What a horrible morning. A sky perfectly clear at 4 a.m. turned nearly overcast just in time to check out this week’s impressive outburst of Comet ISON. I did say “nearly”. Driving north to find a clearing failed, so I turned the car around and sped southeast toward Lake Superior. There along the beach, a few cracks in the clouds glided across Virgo, buoying hopes that sooner or later ISON would pop through the clouds if only for a minute.
And it did. While I could have measured the amount of time spent viewing the comet on a stop watch – maybe 3 minutes total – I enjoyed every juicy second. The head of the comet, a wimpy thing on Wednesday morning, had doubled in size and burned pale blue with a bright, intense, fuzzy center.
Even through thin clouds ISON and the first half degree of its tail were easy grabs in 10×50 binoculars. Its brightness, measured on the magnitude scale, was 5.0 this morning or 2.5 magnitudes brighter than earlier in the week. That translates to a tenfold increase in brightness in just two days.
Around 5:15 a.m., the sky completely cleared around the comet for a single precious, complete minute. I dashed to the telescope for one last look at the bulbous blue head and tail that stretched at least a degree (twice the diameter of the full moon) up to the northwest. OK, it wasn’t such a horrible morning.

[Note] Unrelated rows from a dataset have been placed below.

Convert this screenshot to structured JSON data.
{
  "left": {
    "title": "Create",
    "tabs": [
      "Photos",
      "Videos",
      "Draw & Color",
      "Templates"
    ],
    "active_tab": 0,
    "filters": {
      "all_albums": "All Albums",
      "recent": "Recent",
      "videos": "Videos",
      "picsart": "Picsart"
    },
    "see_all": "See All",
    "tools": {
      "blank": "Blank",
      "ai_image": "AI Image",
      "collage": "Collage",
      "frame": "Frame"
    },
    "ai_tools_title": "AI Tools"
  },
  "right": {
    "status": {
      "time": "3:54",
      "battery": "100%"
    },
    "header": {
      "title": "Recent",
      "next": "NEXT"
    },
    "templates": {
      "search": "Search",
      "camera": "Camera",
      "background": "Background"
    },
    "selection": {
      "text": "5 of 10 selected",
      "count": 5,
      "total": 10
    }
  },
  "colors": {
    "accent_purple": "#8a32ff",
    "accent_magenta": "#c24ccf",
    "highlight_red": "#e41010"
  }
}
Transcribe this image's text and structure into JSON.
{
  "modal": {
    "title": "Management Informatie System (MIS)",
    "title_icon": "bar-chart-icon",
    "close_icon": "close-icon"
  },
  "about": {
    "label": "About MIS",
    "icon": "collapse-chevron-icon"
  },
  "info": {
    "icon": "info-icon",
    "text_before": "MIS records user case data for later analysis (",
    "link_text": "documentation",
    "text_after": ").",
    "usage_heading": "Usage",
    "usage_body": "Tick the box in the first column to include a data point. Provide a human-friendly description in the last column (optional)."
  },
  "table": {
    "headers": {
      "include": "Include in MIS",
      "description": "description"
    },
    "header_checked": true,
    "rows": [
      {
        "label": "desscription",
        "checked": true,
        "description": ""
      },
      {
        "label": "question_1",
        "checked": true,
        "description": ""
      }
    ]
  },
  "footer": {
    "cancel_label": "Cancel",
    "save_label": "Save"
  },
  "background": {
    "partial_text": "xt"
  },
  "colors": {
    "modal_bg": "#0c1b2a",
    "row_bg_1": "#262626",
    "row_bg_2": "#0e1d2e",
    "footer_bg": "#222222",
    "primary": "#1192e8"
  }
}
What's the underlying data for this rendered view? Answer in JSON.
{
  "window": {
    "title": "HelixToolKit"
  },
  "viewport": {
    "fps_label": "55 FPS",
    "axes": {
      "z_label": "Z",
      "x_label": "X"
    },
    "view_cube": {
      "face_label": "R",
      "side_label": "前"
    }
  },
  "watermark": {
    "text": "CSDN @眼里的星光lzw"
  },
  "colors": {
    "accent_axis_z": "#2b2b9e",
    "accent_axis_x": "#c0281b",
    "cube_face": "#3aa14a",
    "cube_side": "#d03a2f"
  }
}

Today was the last for dark skies without interference from the moon. Beginning tomorrow and continuing for at least the next 10 days, the moon will light up the sky well into morning twilight and beyond. While it will make the comet difficult to see with the naked eye – assuming it doesn’t leap again in brightness – it should still be visible in binoculars. ISON is rapidly approaching the sun and will soon be difficult to see. Go out to look at it the next clear morning if you can.
You can use the map from yesterday’s blog to help you find ISON. Although low, it’s near the bright star Spica in Virgo. I’m also including a new map for amateurs willing to tackle Comet Encke, located even lower in the sky and near the planet Mercury. Encke is only a few days away from perihelion or closest to the sun. These next few days will be the last time to see the comet this apparition for northern hemisphere viewers.